When the FDA first approved DTC TV ads in the ’90s. The model was that consumers would see an ad for a prescription drug and ask their doctor for or about the product. However that was before the disruption of the Internet. Today, with increased Internet penetration, consumers have a wealth of health information at their fingertips. When target audiences learn of new treatments for chronic or serious health conditions they, as consumers of healthcare, are going to fact check marketers’ claims as well as check out other possible treatment options.

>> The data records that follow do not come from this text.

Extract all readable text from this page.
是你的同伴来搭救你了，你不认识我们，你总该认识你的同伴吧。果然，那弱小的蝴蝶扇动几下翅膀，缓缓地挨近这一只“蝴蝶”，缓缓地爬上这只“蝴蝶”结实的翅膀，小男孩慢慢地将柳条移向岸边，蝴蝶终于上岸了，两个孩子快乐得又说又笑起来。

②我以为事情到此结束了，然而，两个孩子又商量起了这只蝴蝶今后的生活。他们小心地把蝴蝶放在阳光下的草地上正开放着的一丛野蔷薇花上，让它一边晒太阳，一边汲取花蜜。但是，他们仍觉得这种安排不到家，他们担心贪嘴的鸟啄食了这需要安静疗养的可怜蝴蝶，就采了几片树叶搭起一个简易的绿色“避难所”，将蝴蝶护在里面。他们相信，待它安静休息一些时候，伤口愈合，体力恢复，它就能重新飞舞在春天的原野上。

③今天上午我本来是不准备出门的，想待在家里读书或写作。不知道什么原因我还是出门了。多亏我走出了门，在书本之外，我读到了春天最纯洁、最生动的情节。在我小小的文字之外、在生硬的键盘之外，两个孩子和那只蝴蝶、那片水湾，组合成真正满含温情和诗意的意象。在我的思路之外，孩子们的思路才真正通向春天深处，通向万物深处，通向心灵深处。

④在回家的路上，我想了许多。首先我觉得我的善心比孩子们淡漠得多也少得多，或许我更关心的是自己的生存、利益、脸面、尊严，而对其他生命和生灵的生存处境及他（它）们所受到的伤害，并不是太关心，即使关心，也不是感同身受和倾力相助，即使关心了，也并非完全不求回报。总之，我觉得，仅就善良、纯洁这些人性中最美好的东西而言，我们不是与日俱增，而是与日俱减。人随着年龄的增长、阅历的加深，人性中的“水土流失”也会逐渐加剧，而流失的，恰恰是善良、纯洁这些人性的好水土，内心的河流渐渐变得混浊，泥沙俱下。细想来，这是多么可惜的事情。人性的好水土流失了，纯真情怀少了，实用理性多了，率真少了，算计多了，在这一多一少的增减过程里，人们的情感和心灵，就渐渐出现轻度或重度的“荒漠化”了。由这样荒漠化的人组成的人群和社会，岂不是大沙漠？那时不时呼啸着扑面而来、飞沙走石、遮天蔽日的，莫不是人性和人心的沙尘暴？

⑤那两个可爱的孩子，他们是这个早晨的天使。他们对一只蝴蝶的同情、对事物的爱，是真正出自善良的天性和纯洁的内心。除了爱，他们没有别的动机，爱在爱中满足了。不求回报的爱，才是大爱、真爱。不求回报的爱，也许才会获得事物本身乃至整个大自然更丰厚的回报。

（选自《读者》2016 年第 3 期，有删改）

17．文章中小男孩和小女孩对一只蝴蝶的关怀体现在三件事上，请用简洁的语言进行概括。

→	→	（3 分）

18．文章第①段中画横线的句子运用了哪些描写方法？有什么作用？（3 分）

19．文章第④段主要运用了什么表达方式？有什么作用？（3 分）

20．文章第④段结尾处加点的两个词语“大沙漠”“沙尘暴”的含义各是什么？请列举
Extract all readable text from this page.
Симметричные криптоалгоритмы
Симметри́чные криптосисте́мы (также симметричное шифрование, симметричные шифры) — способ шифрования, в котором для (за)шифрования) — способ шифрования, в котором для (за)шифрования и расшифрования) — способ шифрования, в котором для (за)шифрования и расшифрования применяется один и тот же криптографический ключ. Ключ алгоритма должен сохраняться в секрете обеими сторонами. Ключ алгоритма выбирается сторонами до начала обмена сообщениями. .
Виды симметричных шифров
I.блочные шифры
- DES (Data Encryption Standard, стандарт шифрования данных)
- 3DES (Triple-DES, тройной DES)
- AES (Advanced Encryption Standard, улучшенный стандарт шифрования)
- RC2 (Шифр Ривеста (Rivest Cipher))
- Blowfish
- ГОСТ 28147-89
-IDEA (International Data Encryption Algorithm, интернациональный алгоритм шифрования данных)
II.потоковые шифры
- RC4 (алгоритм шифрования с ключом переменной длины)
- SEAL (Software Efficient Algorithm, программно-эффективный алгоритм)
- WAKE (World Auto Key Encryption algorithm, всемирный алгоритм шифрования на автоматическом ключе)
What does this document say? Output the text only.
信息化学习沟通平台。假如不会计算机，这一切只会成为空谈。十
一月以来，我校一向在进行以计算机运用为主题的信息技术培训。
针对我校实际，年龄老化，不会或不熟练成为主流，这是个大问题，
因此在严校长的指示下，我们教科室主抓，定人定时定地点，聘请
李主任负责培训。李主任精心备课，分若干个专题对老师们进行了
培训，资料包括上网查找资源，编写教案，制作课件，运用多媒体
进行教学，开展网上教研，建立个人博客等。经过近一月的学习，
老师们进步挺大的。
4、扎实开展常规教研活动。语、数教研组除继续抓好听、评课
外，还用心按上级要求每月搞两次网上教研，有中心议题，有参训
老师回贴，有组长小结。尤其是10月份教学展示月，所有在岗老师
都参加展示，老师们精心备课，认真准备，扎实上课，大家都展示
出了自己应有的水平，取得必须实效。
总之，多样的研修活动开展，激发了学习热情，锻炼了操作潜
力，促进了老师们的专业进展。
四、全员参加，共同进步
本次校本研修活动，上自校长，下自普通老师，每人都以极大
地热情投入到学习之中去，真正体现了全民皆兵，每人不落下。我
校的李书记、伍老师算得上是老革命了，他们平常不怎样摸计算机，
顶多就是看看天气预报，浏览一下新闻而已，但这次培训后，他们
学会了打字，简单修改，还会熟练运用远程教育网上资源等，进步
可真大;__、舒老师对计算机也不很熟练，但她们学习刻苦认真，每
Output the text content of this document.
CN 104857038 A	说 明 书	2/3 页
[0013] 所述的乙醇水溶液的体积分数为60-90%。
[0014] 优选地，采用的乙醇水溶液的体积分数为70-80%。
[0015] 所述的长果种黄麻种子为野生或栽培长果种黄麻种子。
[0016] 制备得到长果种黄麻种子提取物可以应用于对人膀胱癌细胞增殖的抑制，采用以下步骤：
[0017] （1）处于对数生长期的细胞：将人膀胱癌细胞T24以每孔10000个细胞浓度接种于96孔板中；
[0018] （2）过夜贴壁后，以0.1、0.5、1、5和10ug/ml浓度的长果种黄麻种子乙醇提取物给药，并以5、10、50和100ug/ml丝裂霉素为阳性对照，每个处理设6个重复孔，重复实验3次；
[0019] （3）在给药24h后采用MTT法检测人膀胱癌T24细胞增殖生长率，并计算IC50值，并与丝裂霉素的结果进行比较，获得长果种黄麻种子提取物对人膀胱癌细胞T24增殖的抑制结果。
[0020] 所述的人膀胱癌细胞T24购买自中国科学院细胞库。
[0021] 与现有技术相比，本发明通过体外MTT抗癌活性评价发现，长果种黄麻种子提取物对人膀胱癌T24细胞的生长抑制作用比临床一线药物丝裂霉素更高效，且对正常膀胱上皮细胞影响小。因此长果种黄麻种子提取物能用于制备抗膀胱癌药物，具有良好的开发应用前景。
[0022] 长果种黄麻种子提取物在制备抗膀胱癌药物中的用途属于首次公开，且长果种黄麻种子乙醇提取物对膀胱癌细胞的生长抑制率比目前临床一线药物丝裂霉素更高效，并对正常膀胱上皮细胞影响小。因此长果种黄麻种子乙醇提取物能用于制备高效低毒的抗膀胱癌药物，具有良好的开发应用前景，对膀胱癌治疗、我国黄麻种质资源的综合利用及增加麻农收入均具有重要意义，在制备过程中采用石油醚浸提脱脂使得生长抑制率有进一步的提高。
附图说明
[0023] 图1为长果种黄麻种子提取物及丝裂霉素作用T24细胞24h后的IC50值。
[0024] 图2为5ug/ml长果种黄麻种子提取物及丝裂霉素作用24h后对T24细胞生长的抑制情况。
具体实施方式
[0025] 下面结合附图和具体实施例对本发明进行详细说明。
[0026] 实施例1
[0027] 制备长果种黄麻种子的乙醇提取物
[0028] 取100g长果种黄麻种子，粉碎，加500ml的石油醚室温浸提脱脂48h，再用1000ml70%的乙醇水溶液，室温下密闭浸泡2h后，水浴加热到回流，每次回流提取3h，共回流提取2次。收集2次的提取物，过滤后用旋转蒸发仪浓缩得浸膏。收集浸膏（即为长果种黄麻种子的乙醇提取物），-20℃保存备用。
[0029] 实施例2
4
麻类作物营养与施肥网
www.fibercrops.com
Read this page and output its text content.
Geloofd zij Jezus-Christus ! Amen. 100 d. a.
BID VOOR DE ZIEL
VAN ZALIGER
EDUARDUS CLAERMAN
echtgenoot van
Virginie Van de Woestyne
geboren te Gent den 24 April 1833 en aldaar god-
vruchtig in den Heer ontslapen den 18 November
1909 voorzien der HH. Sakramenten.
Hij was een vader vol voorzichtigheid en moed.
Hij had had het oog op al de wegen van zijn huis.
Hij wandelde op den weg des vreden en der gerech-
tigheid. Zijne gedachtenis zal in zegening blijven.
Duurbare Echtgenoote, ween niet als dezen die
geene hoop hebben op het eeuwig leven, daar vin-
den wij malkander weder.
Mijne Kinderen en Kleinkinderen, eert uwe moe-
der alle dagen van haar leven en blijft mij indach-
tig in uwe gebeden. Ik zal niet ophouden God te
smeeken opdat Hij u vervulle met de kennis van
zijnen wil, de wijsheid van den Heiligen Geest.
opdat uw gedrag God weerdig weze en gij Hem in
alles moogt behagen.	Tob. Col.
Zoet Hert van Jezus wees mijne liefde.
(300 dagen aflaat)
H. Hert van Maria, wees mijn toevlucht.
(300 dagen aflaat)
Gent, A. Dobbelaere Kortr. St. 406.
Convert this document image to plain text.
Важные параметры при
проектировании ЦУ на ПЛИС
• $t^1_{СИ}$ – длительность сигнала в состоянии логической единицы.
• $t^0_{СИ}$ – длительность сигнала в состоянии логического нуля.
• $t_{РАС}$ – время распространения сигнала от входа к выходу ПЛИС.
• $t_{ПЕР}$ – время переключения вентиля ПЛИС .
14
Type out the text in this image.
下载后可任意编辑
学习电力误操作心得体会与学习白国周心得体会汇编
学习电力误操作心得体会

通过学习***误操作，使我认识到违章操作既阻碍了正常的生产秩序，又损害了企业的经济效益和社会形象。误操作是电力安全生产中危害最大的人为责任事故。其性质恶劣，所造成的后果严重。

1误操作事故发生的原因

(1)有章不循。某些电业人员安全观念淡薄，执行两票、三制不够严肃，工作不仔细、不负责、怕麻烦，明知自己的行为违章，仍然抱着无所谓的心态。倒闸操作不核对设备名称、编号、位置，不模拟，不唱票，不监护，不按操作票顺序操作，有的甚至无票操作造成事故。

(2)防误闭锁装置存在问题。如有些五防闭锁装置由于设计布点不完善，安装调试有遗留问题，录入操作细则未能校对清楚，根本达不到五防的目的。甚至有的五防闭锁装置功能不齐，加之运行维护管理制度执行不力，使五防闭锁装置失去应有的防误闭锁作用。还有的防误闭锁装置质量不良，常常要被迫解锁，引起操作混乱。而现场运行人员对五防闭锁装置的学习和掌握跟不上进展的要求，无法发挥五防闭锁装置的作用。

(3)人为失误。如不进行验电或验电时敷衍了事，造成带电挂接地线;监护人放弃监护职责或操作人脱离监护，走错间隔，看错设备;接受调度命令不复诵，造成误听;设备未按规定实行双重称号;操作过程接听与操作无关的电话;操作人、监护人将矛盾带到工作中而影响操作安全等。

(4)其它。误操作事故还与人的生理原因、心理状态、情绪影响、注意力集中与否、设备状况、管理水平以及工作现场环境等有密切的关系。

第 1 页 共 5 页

Know Your Consumer’s Touch Points
The key takeaway is that there are a lot of touch points these consumers of healthcare use before making treatment decisions. DTC marketers should be aware of what sources of information patients are using to make healthcare choices. For example a click stream analysis, both upstream and downstream, can help clarify patients’ decision-making sources. If, for example, they are going to WebMD, what information are they finding that validates your marketing claims? What are people saying about your product via social media and what effect is that having on your DTC message?
The other aspect of the digital age that DTC marketers need to be aware of: Information overload. Search any health condition online and you’re likely to get thousands of pages of information. However, research has indicated that there is a direct correlation between organic page ranking and page views. DTC marketers should consistently review these pages, along with Wikipedia to ensure that the information presented is accurate and does not directly challenge their marketing messages. The same is true for media reports on prescription drugs.
Update and Provide Transparency
It’s not uncommon to read a news headline or hear, via the nightly news, potential problems with currently approved prescription drugs. Patients who want to know more, however, usually have to turn to third-party sources to determine whether to keep taking their prescription. Rather than let other sources control the message, DTC marketers need to update information and be more transparent about these sources of information.
Transparency means a clear and concise summary of the latest information and what it means to customers (patients). All it takes is one headline to torpedo an effective DTC campaign especially in the age where people read headlines and don’t read reports in depth because of time constraints.
Rather than think of people taking our product as patients we should think of them as customers. Today’s customers want more from brands in their life and this holds true for prescription drugs as well. Consumers of healthcare have more choices in choosing treatments and sources of information than ever. DTC marketers need to better understand the journey from awareness to asking for your product. That’s the way to ensure DTC marketing stays relevant.